The existence of a ‘previous or prior connection’ between the citizen and his country is
actually not necessary and hence the claim of Guatemala that there did not exist a prior
connection between Nottebohm and Liechtenstein is not acceptable. This is because, as
mentioned earlier, the ICJ does acknowledge that citizenship laws are to be decided as
per the rules of the individual state. And since Mr. Nottebohm had followed all the
requirements to be a citizen of Liechtenstein and was hence given the citizenship of
Liechtenstein, there was no foul play and therefore it can be inferred that nottebohm had
a legitimate Liechtenstein citizenship and that he had given up his German citizenship as
per the rules of Liechtensteinian law. This was also accepted by Guatemala when they
registered his citizenship in the national register. Moreover the principle of bond or real
connection is very impractical. This is because, only if someone resides in some other
country , which is not his own, does not mean that he has lost all contact with the culture
and traditions of his country of origin. And therefore as long as there is a legal procedure
followed for acquiring the citizenship of any other nation where a person has resided for
a long time, he should be considered as a citizen of his original country. Similarly, as and
when Mr.
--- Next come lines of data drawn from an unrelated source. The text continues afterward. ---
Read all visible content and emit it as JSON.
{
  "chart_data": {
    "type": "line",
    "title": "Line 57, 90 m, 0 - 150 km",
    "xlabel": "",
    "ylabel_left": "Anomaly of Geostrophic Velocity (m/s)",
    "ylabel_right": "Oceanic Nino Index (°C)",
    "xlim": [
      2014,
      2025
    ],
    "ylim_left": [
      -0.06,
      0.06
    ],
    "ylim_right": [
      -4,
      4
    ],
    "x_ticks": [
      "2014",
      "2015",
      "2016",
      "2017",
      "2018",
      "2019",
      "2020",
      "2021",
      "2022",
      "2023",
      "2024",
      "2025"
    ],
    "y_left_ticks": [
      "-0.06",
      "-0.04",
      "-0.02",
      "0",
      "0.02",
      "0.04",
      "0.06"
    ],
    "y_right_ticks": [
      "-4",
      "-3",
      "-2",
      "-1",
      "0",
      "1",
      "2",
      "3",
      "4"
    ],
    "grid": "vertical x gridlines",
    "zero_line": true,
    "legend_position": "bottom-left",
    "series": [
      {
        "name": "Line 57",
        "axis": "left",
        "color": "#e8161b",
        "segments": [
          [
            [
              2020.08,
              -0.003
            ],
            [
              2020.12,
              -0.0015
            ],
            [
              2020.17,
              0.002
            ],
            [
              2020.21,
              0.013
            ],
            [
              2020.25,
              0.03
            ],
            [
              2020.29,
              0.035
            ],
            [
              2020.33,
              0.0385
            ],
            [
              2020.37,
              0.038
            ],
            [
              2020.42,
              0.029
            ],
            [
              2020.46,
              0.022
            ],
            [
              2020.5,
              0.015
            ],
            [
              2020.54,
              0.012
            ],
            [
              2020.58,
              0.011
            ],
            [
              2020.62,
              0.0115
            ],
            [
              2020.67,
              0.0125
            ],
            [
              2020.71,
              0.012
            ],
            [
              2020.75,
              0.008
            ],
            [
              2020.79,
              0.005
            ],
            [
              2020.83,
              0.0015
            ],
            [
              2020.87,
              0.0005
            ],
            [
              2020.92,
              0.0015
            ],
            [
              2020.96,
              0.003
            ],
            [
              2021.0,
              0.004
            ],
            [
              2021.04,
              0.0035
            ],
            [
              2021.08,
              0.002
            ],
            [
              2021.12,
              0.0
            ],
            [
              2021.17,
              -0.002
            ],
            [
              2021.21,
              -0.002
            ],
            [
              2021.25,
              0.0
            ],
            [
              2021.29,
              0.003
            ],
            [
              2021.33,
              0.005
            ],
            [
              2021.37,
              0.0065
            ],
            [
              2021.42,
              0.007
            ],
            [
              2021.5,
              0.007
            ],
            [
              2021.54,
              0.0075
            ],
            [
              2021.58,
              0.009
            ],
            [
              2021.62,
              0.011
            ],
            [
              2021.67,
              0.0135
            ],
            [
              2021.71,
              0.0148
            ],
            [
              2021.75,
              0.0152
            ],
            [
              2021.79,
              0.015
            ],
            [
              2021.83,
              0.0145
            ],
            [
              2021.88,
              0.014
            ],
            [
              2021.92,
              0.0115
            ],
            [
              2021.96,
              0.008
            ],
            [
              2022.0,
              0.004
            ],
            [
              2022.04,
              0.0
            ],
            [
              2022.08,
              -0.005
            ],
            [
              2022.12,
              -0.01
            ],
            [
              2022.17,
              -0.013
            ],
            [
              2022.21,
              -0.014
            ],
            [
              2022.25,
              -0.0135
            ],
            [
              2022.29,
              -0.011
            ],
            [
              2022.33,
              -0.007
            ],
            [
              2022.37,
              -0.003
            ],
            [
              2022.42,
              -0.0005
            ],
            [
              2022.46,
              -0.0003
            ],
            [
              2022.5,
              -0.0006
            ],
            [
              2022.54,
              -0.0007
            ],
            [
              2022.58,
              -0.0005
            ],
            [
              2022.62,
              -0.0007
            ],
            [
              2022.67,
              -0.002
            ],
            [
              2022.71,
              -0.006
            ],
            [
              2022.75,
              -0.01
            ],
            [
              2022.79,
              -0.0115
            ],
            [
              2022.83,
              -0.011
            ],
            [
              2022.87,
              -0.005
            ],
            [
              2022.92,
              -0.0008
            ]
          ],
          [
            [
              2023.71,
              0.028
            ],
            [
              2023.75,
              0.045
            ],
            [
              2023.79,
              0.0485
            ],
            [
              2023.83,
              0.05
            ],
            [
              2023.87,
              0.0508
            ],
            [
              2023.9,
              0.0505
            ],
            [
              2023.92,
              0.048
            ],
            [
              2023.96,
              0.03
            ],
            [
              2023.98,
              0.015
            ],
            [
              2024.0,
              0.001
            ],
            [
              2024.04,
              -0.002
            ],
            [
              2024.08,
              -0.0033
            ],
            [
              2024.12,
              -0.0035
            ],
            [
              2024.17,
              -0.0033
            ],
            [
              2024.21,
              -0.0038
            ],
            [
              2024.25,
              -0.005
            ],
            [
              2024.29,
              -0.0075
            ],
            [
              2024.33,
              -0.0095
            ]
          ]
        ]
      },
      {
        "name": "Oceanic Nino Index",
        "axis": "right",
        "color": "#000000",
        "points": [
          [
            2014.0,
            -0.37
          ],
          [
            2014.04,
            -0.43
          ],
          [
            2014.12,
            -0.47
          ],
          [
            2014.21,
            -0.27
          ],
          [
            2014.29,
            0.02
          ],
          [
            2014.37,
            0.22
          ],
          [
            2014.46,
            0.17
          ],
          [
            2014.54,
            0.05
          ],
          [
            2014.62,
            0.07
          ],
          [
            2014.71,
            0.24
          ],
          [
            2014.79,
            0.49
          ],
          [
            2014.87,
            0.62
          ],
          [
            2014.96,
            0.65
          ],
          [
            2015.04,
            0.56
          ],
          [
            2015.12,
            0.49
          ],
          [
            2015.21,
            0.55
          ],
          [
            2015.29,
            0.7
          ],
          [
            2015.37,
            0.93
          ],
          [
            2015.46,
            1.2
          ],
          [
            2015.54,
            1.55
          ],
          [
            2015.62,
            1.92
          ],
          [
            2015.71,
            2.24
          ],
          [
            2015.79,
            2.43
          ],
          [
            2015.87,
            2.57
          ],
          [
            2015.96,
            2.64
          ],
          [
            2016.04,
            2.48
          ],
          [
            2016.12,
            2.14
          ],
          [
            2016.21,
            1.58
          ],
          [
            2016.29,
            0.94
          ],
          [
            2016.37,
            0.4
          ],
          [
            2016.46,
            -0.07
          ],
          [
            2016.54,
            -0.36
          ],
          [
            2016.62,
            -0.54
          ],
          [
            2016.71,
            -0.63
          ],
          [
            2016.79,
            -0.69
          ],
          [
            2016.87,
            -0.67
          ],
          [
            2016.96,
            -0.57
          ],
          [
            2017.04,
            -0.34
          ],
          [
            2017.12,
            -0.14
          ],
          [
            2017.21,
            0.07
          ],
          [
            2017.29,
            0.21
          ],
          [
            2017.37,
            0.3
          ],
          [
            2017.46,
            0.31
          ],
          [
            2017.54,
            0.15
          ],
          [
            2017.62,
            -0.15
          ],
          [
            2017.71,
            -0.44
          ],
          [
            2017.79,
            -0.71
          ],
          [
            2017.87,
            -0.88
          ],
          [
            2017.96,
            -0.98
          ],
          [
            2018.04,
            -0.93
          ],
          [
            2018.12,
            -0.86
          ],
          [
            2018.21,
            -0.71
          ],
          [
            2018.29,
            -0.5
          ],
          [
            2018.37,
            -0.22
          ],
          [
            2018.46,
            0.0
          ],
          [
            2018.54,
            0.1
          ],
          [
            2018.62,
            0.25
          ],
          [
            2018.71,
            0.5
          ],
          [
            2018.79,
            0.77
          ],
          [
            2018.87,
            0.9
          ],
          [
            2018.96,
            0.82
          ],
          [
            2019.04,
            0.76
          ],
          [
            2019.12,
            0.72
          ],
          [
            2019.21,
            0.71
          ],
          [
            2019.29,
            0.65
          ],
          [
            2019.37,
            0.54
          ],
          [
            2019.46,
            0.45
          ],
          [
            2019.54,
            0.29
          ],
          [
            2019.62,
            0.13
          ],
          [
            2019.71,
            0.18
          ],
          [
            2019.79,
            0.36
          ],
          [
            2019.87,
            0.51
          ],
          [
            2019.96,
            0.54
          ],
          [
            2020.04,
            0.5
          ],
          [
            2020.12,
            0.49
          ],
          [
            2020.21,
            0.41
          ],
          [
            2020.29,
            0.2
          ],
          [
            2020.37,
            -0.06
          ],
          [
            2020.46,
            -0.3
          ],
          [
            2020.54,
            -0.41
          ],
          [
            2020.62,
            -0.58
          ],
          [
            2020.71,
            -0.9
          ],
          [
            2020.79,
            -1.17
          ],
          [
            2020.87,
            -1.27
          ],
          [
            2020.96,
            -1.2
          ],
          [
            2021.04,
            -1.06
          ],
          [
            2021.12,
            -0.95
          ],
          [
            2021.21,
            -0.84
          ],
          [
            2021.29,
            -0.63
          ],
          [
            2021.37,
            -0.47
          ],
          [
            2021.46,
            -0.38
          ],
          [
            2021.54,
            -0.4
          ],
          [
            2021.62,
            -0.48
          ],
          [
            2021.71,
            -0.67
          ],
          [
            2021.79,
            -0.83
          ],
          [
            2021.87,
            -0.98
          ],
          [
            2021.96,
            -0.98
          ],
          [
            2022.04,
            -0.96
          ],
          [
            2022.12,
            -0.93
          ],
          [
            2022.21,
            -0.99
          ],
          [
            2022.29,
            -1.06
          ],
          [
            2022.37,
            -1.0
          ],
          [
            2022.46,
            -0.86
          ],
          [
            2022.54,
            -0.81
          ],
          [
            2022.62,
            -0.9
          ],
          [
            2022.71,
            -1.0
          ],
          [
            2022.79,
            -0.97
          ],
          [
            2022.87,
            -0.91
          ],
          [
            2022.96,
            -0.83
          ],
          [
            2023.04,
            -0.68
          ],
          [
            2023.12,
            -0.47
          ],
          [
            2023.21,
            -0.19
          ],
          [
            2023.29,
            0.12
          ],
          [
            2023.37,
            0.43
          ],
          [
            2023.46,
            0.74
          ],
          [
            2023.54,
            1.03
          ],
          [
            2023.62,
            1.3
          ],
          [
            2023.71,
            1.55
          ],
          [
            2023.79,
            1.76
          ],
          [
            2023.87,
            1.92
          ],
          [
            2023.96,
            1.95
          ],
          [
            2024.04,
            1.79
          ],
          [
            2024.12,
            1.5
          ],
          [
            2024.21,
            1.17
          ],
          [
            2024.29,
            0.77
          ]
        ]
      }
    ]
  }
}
Nottebohm was given a citizenship of Liechtenstein legally and legitimately,
he was to be considered a national of Lichtenstein.

(c) In the Dual Citizenship question, the ‘tie-breaker rule’ and the ‘genuine link’ collide with
each other.

While deciding the cases relating to the question of dual Citizenship, the arbitral tribunals
use the ‘tie-breaker rule’. This rule advocates the presence of a prior real link between the
person and the country concerned when determining which country will have the right to
extend diplomatic protection in cases of dual citizenship. But in the given case, Mr.
Nottebohm didn’t actually have a dual citizenship because he had given up his German
citizenship when he became a citizen of Liechtenstein. In this case the question of
acceptance of conferring the Liechtenstein citizenship by Guatemala, this rule cannot be
used. This is because it does not pertain to the domain of Public International Law, and it is
not accepted for the purpose of Public International Law.

(d) The act of rendering Mr. Nottebohm stateless is unjust.

The court in its 1955 judgment in this case declared that the citizenship which was granted
to Mr. Nottebohm by Liechtenstein was invalid. And since Mr. Nottebohm had given up
his German citizenship after he got the Leichtensteinian citizenship, now he is stateless.
This act is unjust, as mentioned in article 12(4) of the International Covenant on Civil and
Political Rights (ICCPR), which states that no one shall be arbitrarily denied the right to
enter their own country. Thus it is important for the Court to acknowledge this fact and to
provide necessary recourse to Mr. Nottebohm regarding the same. The court moreover,
must also answer the question relating to whether the revocation of Liechtensteinian
citizenship, gives him back his German citizenship.
There are several issues that have been highlighted through this judgement. The major ones
being that there are no clear or uniform rules relating to granting or losing of nationality.
Therefore there should be some international ruling on such rules for creating uniformity.
Further it should not solely be dependent on the will of the states and that there should also
be universality in citizenship rules for the betterment of order in international law.